I was disappointed with My Mobile Watchdog’s location features, with infrequently updated location-logging data and an inability to set up geofencing. Web-filtering tools are unrefined, and you can only block specific sites one by one instead of restricting entire categories of websites. Still, I do like the way My Mobile Watchdog breaks down a child’s mobile activities on its dashboard.

MORE: My Mobile Watchdog Parental Control Software FULL REVIEW

Qustodio Parental Control for iPhone and iPad: Expanded But Still Limited

Qustodio Parental Control for iPhone and iPad


The good

  • Excellent Web content filters
  • Informative activity timeline

The bad

  • Management tools limited to a handful of apps
  • Cannot block calls or texts from apps other than Messages
  • Inaccurate location-tracking features

Verdict

Qustodio has added more features to its iOS parental control app, but you’re still pretty limited as to what you can monitor.

5/10

Meh

$44.95 Qostodio

As solid as Qustodio’s parental control offerings are on other platforms, this app for monitoring iOS devices is pretty lackluster. In part, that reflects the restrictions Apple puts on third-party monitoring apps, but that doesn’t fully explain the flaws in Qustodio’s iOS offering. The app is difficult to install, and its location-tracking features aren’t as accurate as I’d like to see. I also would prefer text alerts about my child’s browsing activity, which would be timelier than the emails Qustodio’s app sends.

That said, the activity timeline gives you a fairly thorough look at your child’s online activity, at least for the apps Qustodio is able to monitor on iOS devices.

The Web-filtering tools are impressive, even if they only work for Qustodio’s own mobile browser.

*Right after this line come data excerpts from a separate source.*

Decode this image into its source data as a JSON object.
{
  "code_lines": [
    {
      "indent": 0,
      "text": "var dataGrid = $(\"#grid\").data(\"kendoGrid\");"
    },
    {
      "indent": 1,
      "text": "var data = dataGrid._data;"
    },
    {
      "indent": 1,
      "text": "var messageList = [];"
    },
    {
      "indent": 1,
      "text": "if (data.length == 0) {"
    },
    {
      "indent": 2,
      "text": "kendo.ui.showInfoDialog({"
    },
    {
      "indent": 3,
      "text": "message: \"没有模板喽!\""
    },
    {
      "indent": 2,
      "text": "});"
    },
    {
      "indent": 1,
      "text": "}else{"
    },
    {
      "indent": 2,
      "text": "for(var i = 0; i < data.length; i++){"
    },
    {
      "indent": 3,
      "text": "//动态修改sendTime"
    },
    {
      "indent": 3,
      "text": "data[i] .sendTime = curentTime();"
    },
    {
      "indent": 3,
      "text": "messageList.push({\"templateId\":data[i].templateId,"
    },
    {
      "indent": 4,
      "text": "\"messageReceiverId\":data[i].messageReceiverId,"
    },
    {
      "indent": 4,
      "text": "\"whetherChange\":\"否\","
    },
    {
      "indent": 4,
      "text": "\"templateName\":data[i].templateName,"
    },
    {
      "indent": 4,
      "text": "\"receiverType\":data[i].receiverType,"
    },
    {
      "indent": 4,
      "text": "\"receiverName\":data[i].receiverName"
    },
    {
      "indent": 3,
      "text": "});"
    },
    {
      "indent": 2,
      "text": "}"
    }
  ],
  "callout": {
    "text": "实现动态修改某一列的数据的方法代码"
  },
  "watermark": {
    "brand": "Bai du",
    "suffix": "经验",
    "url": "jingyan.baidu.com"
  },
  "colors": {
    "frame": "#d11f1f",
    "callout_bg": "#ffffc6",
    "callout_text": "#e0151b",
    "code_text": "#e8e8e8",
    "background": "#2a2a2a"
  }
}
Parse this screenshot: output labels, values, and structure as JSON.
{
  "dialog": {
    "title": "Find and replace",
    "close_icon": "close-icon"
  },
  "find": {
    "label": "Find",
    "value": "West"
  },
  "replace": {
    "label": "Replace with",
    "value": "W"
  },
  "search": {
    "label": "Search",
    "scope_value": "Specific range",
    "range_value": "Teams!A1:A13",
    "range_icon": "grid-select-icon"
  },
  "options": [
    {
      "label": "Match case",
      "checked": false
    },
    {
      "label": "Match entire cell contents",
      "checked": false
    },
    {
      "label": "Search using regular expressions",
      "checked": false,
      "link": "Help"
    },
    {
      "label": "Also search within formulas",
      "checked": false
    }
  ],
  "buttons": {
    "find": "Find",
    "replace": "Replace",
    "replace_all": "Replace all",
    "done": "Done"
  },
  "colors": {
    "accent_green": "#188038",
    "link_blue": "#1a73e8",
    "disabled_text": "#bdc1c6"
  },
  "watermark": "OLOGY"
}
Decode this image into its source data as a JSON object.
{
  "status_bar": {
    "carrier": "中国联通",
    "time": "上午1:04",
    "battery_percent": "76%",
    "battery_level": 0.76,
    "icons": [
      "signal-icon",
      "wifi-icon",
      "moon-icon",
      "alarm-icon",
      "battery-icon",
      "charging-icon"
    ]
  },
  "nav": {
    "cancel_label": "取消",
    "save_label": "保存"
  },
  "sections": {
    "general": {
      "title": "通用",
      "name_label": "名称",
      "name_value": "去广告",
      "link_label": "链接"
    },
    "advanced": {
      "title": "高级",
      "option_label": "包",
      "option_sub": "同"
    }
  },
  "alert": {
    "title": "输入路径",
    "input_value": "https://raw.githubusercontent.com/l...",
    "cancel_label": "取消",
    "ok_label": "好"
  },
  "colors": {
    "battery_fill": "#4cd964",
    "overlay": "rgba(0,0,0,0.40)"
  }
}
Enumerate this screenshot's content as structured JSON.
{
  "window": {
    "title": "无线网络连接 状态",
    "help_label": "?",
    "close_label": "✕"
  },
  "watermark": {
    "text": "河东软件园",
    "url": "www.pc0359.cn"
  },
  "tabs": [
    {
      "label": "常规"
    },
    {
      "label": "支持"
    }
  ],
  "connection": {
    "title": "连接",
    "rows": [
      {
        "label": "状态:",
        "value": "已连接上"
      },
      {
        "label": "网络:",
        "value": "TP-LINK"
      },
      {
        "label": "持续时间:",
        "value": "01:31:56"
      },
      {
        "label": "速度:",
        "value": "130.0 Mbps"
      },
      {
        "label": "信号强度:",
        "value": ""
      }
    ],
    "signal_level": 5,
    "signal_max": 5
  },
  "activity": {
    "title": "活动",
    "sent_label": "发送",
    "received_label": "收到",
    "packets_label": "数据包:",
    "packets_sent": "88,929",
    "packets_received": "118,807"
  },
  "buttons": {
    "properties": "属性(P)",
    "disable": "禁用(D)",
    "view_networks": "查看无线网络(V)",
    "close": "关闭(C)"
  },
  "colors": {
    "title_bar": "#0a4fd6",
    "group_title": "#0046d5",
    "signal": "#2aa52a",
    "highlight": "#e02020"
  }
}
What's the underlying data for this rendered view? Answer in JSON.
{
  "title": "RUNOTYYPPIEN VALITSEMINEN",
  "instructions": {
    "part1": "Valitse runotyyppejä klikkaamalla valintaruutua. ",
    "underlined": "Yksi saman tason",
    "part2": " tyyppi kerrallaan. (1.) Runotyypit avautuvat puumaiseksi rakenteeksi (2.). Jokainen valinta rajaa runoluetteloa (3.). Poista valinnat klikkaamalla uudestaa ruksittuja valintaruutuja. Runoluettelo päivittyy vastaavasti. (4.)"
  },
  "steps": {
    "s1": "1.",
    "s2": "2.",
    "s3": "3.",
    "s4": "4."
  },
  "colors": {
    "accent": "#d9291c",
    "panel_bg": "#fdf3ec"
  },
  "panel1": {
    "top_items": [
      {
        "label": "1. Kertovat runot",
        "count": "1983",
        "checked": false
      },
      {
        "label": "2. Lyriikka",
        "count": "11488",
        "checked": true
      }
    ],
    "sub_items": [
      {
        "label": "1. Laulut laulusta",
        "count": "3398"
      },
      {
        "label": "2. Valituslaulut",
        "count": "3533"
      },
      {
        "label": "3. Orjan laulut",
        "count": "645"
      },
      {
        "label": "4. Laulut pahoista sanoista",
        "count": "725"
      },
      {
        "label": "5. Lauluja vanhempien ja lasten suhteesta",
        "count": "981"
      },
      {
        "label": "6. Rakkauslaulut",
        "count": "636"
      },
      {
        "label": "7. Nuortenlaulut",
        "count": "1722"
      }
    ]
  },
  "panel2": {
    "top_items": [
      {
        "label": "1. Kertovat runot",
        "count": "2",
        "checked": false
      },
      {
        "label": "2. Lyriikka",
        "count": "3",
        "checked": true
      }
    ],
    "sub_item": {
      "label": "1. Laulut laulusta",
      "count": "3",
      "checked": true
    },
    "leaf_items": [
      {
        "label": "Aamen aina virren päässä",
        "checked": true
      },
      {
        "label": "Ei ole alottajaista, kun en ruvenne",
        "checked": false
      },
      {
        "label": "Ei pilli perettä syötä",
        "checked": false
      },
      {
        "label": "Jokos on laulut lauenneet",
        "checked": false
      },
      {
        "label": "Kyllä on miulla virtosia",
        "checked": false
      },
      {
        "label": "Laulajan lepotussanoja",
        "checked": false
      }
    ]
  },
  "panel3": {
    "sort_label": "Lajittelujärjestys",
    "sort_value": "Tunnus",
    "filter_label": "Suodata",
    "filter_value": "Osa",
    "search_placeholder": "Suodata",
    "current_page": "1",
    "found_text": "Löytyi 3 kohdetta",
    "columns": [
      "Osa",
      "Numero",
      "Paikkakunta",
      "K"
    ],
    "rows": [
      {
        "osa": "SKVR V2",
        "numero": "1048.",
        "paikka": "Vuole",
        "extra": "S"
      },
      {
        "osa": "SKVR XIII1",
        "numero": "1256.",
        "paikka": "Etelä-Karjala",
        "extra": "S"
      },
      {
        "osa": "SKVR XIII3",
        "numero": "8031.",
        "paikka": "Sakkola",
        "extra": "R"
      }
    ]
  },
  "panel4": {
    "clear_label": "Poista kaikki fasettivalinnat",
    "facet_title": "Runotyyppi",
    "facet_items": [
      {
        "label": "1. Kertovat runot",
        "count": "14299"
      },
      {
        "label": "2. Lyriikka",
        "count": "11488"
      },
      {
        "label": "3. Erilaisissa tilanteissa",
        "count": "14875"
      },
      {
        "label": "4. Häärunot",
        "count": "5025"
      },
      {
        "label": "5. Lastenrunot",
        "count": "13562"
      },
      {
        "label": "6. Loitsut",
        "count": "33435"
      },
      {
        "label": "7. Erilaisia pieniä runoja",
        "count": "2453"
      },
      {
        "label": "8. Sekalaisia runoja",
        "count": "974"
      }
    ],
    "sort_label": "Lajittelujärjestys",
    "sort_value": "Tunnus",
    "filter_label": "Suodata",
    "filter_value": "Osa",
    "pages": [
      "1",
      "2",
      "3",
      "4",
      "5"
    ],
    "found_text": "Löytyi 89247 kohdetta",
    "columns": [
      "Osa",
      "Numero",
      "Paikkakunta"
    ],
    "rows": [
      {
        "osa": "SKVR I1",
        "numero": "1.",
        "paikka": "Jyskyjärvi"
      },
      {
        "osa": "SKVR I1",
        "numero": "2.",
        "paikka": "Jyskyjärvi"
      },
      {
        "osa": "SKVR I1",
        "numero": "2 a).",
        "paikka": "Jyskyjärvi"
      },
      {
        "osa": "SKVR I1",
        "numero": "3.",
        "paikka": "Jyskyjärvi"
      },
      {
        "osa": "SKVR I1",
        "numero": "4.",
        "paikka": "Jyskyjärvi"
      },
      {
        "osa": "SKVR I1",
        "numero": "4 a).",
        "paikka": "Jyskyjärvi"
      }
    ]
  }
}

And Qustodio has added some time-management features to its iOS app, which, while limited, are still welcome.

There’s not enough functionality here to make this a worthwhile parental control option in iOS-exclusive homes, but if you’ve got multiple devices on multiple platforms to manage, this iOS offering broadens Qustodio’s reach.

MORE: Qustodio Parental Control for iPhone and iPad Software FULL REVIEW

Mobile Spy Basic Version 7: Focuses on Activity Logs

Mobile Spy Basic Version 7


The good

  • Extensive logging capabilities
  • Alerts for when a particular number calls your child's phone or when the device leaves an approved area.

The bad

  • Challenging installation process
  • Can't block specific callers
  • Can't set time limits on apps.

Verdict

Despite detailed activity logs, Mobile Spy lacks the extensive controls to make it an effective program for managing how your child uses their phone.

5/10

Meh

$89.97 Purch Marketplace

Mobile Spy ($100 a year for up to three devices) takes a different tack from the other services reviewed here, with its most robust features focused on logging your child’s activity. That’s a fine approach if that’s what you’re looking for in parental-control software, but realize that you won’t have much say in how your child uses the mobile device. You can only block apps, not set time limits, and social-media monitoring only works on a rooted device. I was also unable to block callers, though I could set an alert for when a specified number contacted my child’s phone.

That said, Mobile Spy has robust location-tracking and geofencing features. You can receive alerts whenever the device goes past a distance you’ve set or if the device is used in the vicinity of locations you specify. To take advantage of those features, though, you’ll need to contend with a difficult installation process — easily the most frustrating among the services I tested.